- White Plains Location within the state of Maryland White Plains White Plains (the United States)
- Coordinates: 38°35′25″N 76°56′26″W﻿ / ﻿38.59028°N 76.94056°W
- Country: United States
- State: Maryland
- County: Charles
- Elevation: 197 ft (60 m)
- Time zone: UTC-5 (Eastern (EST))
- • Summer (DST): UTC-4 (EDT)
- GNIS feature ID: 591545

= White Plains, Maryland =

Unincorporated community in Maryland, United States

White Plains is an unincorporated community in Charles County, Maryland, in the United States, just south of Waldorf. It is at latitude 38°35'25" N, longitude 76°56'26" W. The United States Postal Service has assigned White Plains the ZIP Code 20695. The commercial portion of White Plains lies along U.S. Route 301. The area is experiencing population sprawl from the adjacent unincorporated communities of Waldorf and St.
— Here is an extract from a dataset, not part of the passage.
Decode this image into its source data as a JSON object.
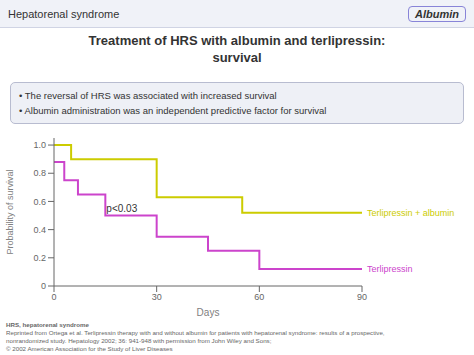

Charles and features new office parks and a scenic new rail trail. The Charles County Department of Health is headquartered in White Plains, and a public golf course is also there. Plans to complete an east–west connector road in the area were mired in controversy because of alleged adverse effects on the environment.

The historic home Spye Park was listed on the National Register of Historic Places in 1990.